An important claim made by the authors is TCM's efficiency in domain adaptation, demonstrated by robust performance even when training data is out-of-distribution relative to testing data. The integration of a predefined language prompt alongside learnable prompts further enhances this adaptability. Encouragingly, empirical results exhibit a marked increase in performance across multiple benchmarks, such as ICDAR2015, MSRA-TD500, and CTW1500, when integrating TCM with existing text detection methods like DBNet, PAN, and FCENet.

Moreover, this approach mitigates the need for exhaustive pretext tasks that characterize prior pretraining techniques, yet still capitalizes on the semantic richness inherent in the pretrained CLIP model. The evaluation spans several experimental settings, including few-shot scenarios and domain adaptation, consistently highlighting the model's enhanced capability in low-data regimes and out-of-distribution datasets.

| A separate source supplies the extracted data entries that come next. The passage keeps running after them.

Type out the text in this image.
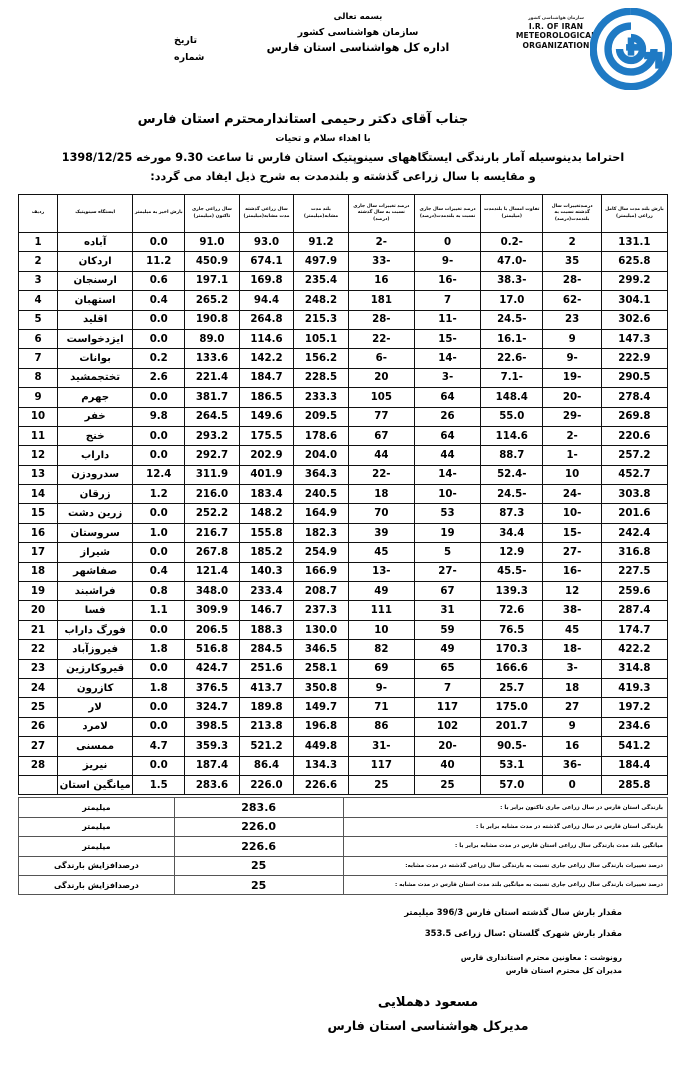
سازمان هواشناسی کشور
I.R. OF IRAN
METEOROLOGICAL
ORGANIZATION
بسمه تعالی
سازمان هواشناسی کشور
اداره کل هواشناسی استان فارس
تاریخ
شماره
جناب آقای دکتر رحیمی استاندارمحترم استان فارس
با اهداء سلام و تحیات
احتراما بدینوسیله آمار بارندگی ایستگاههای سینوپتیک استان فارس تا ساعت 9.30 مورخه 1398/12/25
و مقایسه با سال زراعی گذشته و بلندمدت به شرح ذیل ایفاد می گردد:
بارش بلند مدت سال کامل زراعی (میلیمتر)	درصدتغییرات سال گذشته نسبت به بلندمدت(درصد)	تفاوت امسال با بلندمدت (میلیمتر)	درصد تغییرات سال جاری نسبت به بلندمدت(درصد)	درصد تغییرات سال جاری نسبت به سال گذشته (درصد)	بلند مدت مشابه(میلیمتر)	سال زراعی گذشته مدت مشابه(میلیمتر)	سال زراعی جاری تاکنون (میلیمتر)	بارش اخیر به میلیمتر	ایستگاه سینوپتیک	ردیف
131.1	2	-0.2	0	-2	91.2	93.0	91.0	0.0	آباده	1
625.8	35	-47.0	-9	-33	497.9	674.1	450.9	11.2	اردکان	2
299.2	-28	-38.3	-16	16	235.4	169.8	197.1	0.6	ارسنجان	3
304.1	-62	17.0	7	181	248.2	94.4	265.2	0.4	استهبان	4
302.6	23	-24.5	-11	-28	215.3	264.8	190.8	0.0	اقلید	5
147.3	9	-16.1	-15	-22	105.1	114.6	89.0	0.0	ایزدخواست	6
222.9	-9	-22.6	-14	-6	156.2	142.2	133.6	0.2	بوانات	7
290.5	-19	-7.1	-3	20	228.5	184.7	221.4	2.6	تختجمشید	8
278.4	-20	148.4	64	105	233.3	186.5	381.7	0.0	جهرم	9
269.8	-29	55.0	26	77	209.5	149.6	264.5	9.8	خفر	10
220.6	-2	114.6	64	67	178.6	175.5	293.2	0.0	خنج	11
257.2	-1	88.7	44	44	204.0	202.9	292.7	0.0	داراب	12
452.7	10	-52.4	-14	-22	364.3	401.9	311.9	12.4	سدرودزن	13
303.8	-24	-24.5	-10	18	240.5	183.4	216.0	1.2	زرقان	14
201.6	-10	87.3	53	70	164.9	148.2	252.2	0.0	زرین دشت	15
242.4	-15	34.4	19	39	182.3	155.8	216.7	1.0	سروستان	16
316.8	-27	12.9	5	45	254.9	185.2	267.8	0.0	شیراز	17
227.5	-16	-45.5	-27	-13	166.9	140.3	121.4	0.4	صفاشهر	18
259.6	12	139.3	67	49	208.7	233.4	348.0	0.8	فراشبند	19
287.4	-38	72.6	31	111	237.3	146.7	309.9	1.1	فسا	20
174.7	45	76.5	59	10	130.0	188.3	206.5	0.0	فورگ داراب	21
422.2	-18	170.3	49	82	346.5	284.5	516.8	1.8	فیروزآباد	22
314.8	-3	166.6	65	69	258.1	251.6	424.7	0.0	قیروکارزین	23
419.3	18	25.7	7	-9	350.8	413.7	376.5	1.8	کازرون	24
197.2	27	175.0	117	71	149.7	189.8	324.7	0.0	لار	25
234.6	9	201.7	102	86	196.8	213.8	398.5	0.0	لامرد	26
541.2	16	-90.5	-20	-31	449.8	521.2	359.3	4.7	ممسنی	27
184.4	-36	53.1	40	117	134.3	86.4	187.4	0.0	نیریز	28
285.8	0	57.0	25	25	226.6	226.0	283.6	1.5	میانگین استان	
بارندگی استان فارس در سال زراعی جاری تاکنون برابر با :	283.6	میلیمتر
بارندگی استان فارس در سال زراعی گذشته در مدت مشابه برابر با :	226.0	میلیمتر
میانگین بلند مدت بارندگی سال زراعی استان فارس در مدت مشابه برابر با :	226.6	میلیمتر
درصد تغییرات بارندگی سال زراعی جاری نسبت به بارندگی سال زراعی گذشته در مدت مشابه:	25	درصدافزایش بارندگی
درصد تغییرات بارندگی سال زراعی جاری نسبت به میانگین بلند مدت استان فارس در مدت مشابه :	25	درصدافزایش بارندگی
مقدار بارش سال گذشته استان فارس 396/3 میلیمتر
مقدار بارش شهرک گلستان :سال زراعی 353.5
رونوشت : معاونین محترم استانداری فارس
مدیران کل محترم استان فارس
مسعود دهملایی
مدیرکل هواشناسی استان فارس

In conclusion, the paper presents a compelling case for the utility of TCM, offering significant improvements in the field of scene text detection by leveraging the latent capabilities of the CLIP model. This advance presages potential extensions into other related fields, such as scene text spotting or multimodal analytics, underscoring the versatility and practicality of integrating vision and language representations. Future research may explore further optimizations of interaction mechanisms or broader applications within AI-driven visual understanding tasks.